Baidu's growth story isn't over yet
While we've been tracking the phenomenal growth of Baidu (NASDAQ:BIDU) since 2006, the recent Q3 and the economic outlook for China indicate that the growth for Baidu is far from over. In early 2009, long before the stock split and was trading at $100 (split adjusted: $10), our proprietary future comparative market cap evaluation model indicated a potential stock price of $1,000. Needless to say that nobody took us serious and as usual the naysayer published their many reasons why Baidu was overvalued. But so far, since then the performance of the stock price reached an equivalent of around $2,410. In early May 2014, our evaluation model indicated again a clear re-entry level at $150 with a mid-term target of $300 and a longer term price target of around $500 with yet again a long-term price target (by approx. 2020) of $1,000 which would still value Baidu way below Google's current market cap.
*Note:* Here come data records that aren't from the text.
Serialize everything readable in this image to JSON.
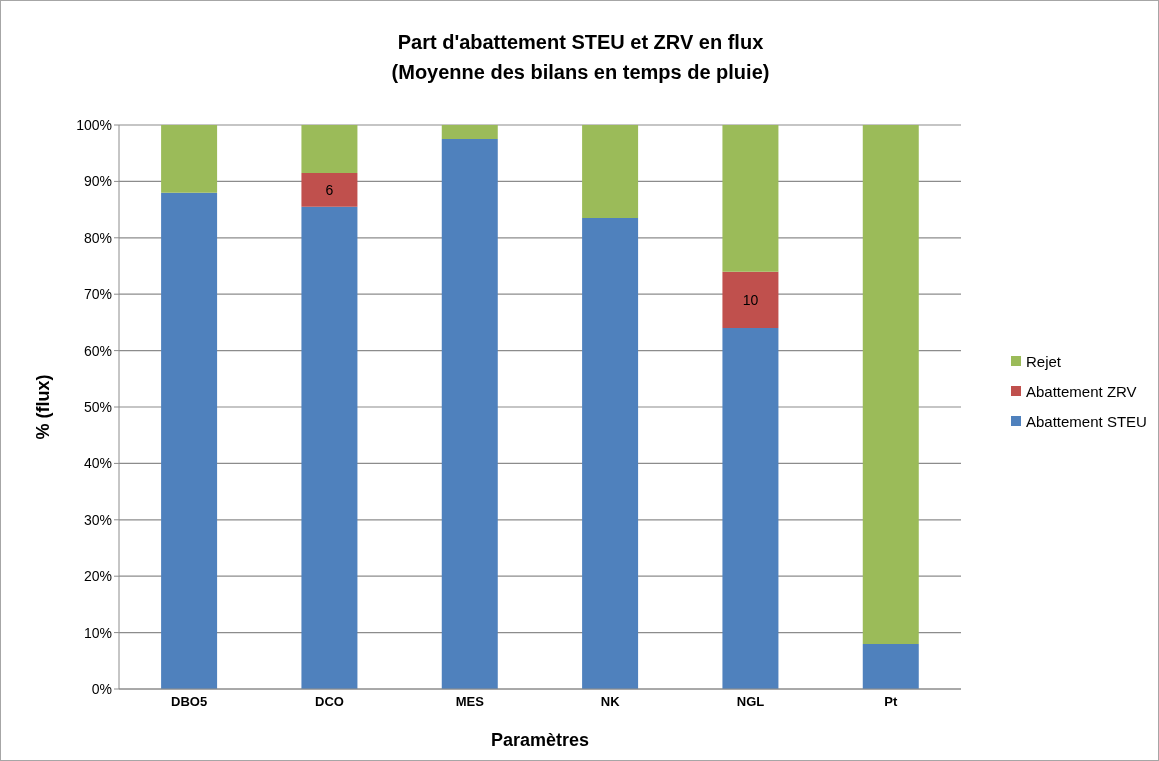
{
  "chart_data": {
    "type": "bar",
    "title": "Part d'abattement STEU et ZRV en flux",
    "subtitle": "(Moyenne des bilans en temps de pluie)",
    "xlabel": "Paramètres",
    "ylabel": "% (flux)",
    "categories": [
      "DBO5",
      "DCO",
      "MES",
      "NK",
      "NGL",
      "Pt"
    ],
    "series": [
      {
        "name": "Abattement STEU",
        "color": "#4f81bd",
        "values": [
          88,
          85.5,
          97.5,
          83.5,
          64,
          8
        ]
      },
      {
        "name": "Abattement ZRV",
        "color": "#c0504d",
        "values": [
          null,
          6,
          null,
          null,
          10,
          null
        ],
        "value_labels": [
          null,
          "6",
          null,
          null,
          "10",
          null
        ]
      },
      {
        "name": "Rejet",
        "color": "#9bbb59",
        "values": [
          12,
          8.5,
          2.5,
          16.5,
          26,
          92
        ]
      }
    ],
    "stacked": true,
    "ylim": [
      0,
      100
    ],
    "yticks": [
      {
        "value": 0,
        "label": "0%"
      },
      {
        "value": 10,
        "label": "10%"
      },
      {
        "value": 20,
        "label": "20%"
      },
      {
        "value": 30,
        "label": "30%"
      },
      {
        "value": 40,
        "label": "40%"
      },
      {
        "value": 50,
        "label": "50%"
      },
      {
        "value": 60,
        "label": "60%"
      },
      {
        "value": 70,
        "label": "70%"
      },
      {
        "value": 80,
        "label": "80%"
      },
      {
        "value": 90,
        "label": "90%"
      },
      {
        "value": 100,
        "label": "100%"
      }
    ],
    "grid": "y",
    "legend": "right"
  }
}
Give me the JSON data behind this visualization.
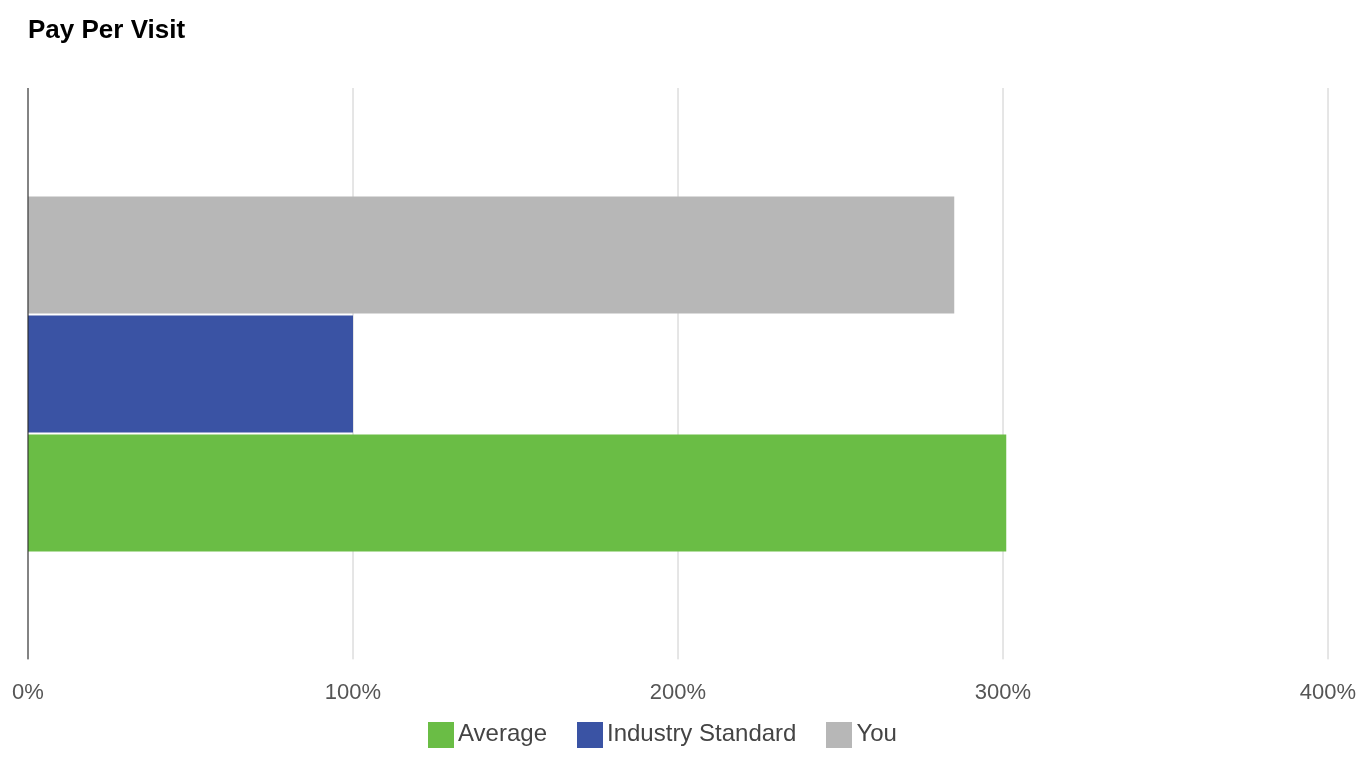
{
  "chart_data": {
    "type": "bar",
    "orientation": "horizontal",
    "title": "Pay Per Visit",
    "categories": [
      null
    ],
    "series": [
      {
        "name": "You",
        "color": "#b7b7b7",
        "values": [
          285
        ]
      },
      {
        "name": "Industry Standard",
        "color": "#3a53a4",
        "values": [
          100
        ]
      },
      {
        "name": "Average",
        "color": "#6abd45",
        "values": [
          301
        ]
      }
    ],
    "xlim": [
      0,
      400
    ],
    "xticks": [
      {
        "value": 0,
        "label": "0%"
      },
      {
        "value": 100,
        "label": "100%"
      },
      {
        "value": 200,
        "label": "200%"
      },
      {
        "value": 300,
        "label": "300%"
      },
      {
        "value": 400,
        "label": "400%"
      }
    ],
    "grid": "x",
    "legend": "bottom"
  }
}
Baidu is directly connected to the immense China growth story
China remains a tremendous growth opportunity even if in between exuberant growth may slow down to more "normal" levels at times. We need to remember that just like stock prices, exuberant growth is never a straight line up. Nearly one billion people are still not integrated in China's new economy. That number alone is a reality check for China's immense economic expansion over the next couple of decades. And it's not just potential growth but instead it's a guaranteed scenario. When we look at the big picture of the China growth story then we see that a solid foundation has been laid to have a very effective integration process of nearly a billion consumers for decades to come.
The reasons why Baidu is still undervalued
The recent IPO of Alibaba (NYSE:BABA) made Baidu's stock connected to the performance of Alibaba shares. And that's actually good, because we think that Alibaba (BABA) too will continue to expand their businesses in the coming years. At around $84 B market cap, Baidu is inexpensive when compared to e.g. Google (GOOG, GOOGL) which is trading at a market cap of $380 B. Alibaba's market cap is now around $248 B and the struggling and tattered Yahoo (YHOO) market cap is registering at $45 B. We all know that Google will continue to grow, but Baidu's growth potential in percentage terms is far greater than the expected Google expansion. And China is not a market that is available to Google, but remains a solid monopoly for Baidu. With this fact there's yet another positive angle to the Baidu story. Should the government of China allow Google to enter the Chinese market some day, then this will be only possible via Baidu. This is due to the part ownership of the Chinese government in Baidu. Meaning, if down the road Google comes to a deal with the Chinese government, then most likely they not only will have to cooperate with Baidu, but instead acquire Baidu. A takeover/merger valuation of Baidu would be no less than $250 B offering a solid triple in the current stock price.
Going by the numbers and final thoughts
As always when making investment/trading decisions, emotions need to be eliminated as only the numbers and analysis matter. Even though revenue was nominally below estimates for Baidu in Q3/2014 it is not an issue in the overall picture of the phenomenal growth story of Baidu and China. We don't think that Baidu will fall asleep at the switch but will continue to innovate, expand and engage in cooperation with other Chinese and International companies. Considering everything, the growth story and potential for Baidu stock continues to be exceptionally strong.
Disclosure: At the time of first publication (Oct. 31, 2014) of this article, the author did not have a position in any security mentioned, but may enter a position in the future. This article is only a reflection of personal thoughts and is not a solicitation or recommendation to purchase, sell, trade or invest in any security mentioned.
Disclosure: The author has no positions in any stocks mentioned, and no plans to initiate any positions within the next 72 hours.
Additional disclosure: The article is solely a reflection of personal opinion and is not a solicitation to buy, sell, trade, invest, etc. in any securities mentioned in this article.